Conforme revelado em entrevista concedida em 2017 pelo recentemente falecido Jacob Rothschild, o quarto Lord Rothschild, a preparação dessa declaração exigiu cinco rascunhos, e sua prima Dorothy de Rothschild teve papel de destaque em sua concretização. Ainda que muito jovem, ela ajudou a conectar o cientista Chaim Weizmann – um dos grandes promotores do sionismo que mais tarde seria o primeiro presidente de Israel – com o establishment britânico.

"Foi o maior acontecimento na vida judaica em milhares de anos, um milagre... Precisou-se de 3.000 anos para chegar a isso", disse Jacob Rothschild na entrevista sobre a Declaração Balfour.

Dorothy de Rothschild também fundou a Yad Hanadiv, uma fundação filantrópica que financiou a construção dos edifícios do Knesset (Parlamento), do Supremo Tribunal e, mais recentemente, da Biblioteca Nacional de Israel.

Jacob de Rothschild chefiou essa fundação nas últimas décadas, que sob sua direção também dedicou esforços a iniciativas educacionais e ambientais, bem como à promoção da igualdade de oportunidades para a minoria árabe em Israel.

“Os Rothschilds ainda são muito reverenciados em Israel, são extremamente importantes. Foram vistos como um dos principais financiadores do movimento sionista”, disse Mike Rothschild à BBC Mundo.

Mas Mike destaca que nem todos os familiares estavam unidos em torno da ideia sionista.

“Enquanto alguns Rothschilds eram extremamente devotos da fundação do Estado de Israel, outros eram, na verdade, bastante contra”, observa.

Após a Primeira Guerra Mundial, o poder e a riqueza dos Rothschilds começaram a declinar e, embora continuassem a ser uma família rica e poderosa, já não tinham o nível de relevância de outros tempos.

Apesar disso, continuaram a ser objeto de mitos e teorias da conspiração.
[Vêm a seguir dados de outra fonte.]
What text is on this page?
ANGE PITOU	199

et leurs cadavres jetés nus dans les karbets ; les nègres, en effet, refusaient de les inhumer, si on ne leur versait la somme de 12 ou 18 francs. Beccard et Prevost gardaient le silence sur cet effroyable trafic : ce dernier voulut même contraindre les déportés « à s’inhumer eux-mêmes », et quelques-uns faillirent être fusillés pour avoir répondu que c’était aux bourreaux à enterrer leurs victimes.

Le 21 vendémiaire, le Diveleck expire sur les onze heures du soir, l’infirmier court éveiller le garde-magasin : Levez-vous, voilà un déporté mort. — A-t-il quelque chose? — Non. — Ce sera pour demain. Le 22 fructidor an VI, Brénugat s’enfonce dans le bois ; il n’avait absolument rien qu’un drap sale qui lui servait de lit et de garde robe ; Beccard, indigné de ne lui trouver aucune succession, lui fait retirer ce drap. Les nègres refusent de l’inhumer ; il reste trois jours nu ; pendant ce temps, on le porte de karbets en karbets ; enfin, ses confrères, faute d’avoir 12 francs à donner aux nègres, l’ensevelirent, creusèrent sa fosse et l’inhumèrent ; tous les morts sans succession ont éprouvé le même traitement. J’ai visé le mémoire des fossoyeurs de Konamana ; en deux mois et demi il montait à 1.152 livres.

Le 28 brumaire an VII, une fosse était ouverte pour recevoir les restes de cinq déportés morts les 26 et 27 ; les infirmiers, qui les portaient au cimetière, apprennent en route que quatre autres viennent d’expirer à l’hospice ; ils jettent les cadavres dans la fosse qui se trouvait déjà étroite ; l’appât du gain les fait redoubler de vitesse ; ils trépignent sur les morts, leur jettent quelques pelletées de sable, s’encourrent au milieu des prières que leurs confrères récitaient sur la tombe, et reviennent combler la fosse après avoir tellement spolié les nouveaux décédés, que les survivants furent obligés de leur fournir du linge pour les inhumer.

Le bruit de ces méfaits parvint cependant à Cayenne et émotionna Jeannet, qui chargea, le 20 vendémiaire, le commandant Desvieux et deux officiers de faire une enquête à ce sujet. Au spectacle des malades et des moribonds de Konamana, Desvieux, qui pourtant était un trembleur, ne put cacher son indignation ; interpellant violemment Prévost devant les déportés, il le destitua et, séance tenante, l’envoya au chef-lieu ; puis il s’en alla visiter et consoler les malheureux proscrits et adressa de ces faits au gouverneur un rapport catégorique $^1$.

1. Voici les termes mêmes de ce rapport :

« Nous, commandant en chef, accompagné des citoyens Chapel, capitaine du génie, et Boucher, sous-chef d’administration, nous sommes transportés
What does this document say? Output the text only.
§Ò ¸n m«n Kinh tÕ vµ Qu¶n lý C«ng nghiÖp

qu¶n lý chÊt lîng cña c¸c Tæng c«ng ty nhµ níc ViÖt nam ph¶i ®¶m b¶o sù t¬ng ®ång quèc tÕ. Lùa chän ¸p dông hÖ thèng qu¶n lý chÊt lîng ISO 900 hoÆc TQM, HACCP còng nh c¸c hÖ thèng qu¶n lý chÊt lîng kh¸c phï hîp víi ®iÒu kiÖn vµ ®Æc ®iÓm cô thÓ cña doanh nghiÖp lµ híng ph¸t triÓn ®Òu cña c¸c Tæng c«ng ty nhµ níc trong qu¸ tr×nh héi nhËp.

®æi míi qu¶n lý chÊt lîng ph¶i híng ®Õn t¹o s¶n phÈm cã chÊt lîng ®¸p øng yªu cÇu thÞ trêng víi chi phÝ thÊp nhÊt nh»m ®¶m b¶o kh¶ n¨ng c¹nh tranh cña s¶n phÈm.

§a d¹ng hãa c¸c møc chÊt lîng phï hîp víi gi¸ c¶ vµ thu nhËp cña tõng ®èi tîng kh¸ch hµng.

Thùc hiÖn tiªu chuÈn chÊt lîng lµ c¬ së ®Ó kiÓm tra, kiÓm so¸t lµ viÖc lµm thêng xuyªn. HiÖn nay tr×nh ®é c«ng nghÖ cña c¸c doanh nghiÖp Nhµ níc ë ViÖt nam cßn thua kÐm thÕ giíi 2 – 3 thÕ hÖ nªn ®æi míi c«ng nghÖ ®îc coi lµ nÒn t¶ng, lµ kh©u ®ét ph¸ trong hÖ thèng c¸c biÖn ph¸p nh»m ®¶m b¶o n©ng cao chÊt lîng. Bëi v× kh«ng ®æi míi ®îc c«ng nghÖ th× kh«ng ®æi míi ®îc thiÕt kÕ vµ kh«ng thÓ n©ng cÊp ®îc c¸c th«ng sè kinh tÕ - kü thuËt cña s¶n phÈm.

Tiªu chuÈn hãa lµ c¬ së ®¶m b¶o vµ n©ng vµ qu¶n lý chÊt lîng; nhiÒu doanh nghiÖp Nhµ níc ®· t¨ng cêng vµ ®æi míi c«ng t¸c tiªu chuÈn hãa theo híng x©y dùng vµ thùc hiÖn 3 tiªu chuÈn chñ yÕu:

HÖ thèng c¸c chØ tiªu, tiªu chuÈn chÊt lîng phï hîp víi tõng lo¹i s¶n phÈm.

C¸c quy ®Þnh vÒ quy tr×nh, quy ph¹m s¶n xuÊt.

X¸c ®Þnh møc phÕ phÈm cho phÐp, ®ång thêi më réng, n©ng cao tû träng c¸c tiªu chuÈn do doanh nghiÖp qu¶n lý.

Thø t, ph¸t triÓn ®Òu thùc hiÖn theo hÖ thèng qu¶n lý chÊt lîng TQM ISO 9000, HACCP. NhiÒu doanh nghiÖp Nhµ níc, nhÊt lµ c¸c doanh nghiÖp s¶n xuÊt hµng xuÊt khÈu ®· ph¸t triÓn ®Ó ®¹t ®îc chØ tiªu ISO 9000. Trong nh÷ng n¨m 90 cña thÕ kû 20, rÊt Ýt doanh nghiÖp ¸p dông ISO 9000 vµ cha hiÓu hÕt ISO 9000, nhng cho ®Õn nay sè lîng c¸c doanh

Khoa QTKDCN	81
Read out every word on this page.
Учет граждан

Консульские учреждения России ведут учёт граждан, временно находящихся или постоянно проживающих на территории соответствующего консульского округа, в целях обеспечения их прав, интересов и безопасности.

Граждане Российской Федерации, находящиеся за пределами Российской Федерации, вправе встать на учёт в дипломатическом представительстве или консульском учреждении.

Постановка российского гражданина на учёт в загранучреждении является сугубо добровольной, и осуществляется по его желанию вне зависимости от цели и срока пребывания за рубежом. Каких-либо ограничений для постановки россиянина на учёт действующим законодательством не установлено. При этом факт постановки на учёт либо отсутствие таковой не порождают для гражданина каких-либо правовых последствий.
Por quê?

“Os Rothschild seguem despertando tanto interesse porque continuam sendo uma das famílias judias mais conhecidas no Ocidente, e as teorias da conspiração e o anti-semitismo andam absolutamente de mãos dadas”, diz Mike Rothschild.

"As teorias da conspiração geralmente têm algum tipo de elemento antissemita, particularmente algum elemento sobre quem controla a conspiração, quem a financia.

“Muitos daqueles que acreditam em teorias da conspiração tendem a pensar que são os judeus que as criam. E quando se fala de judeus, é muito fácil encontrar o judeu mais conhecido e mais rico”, conclui.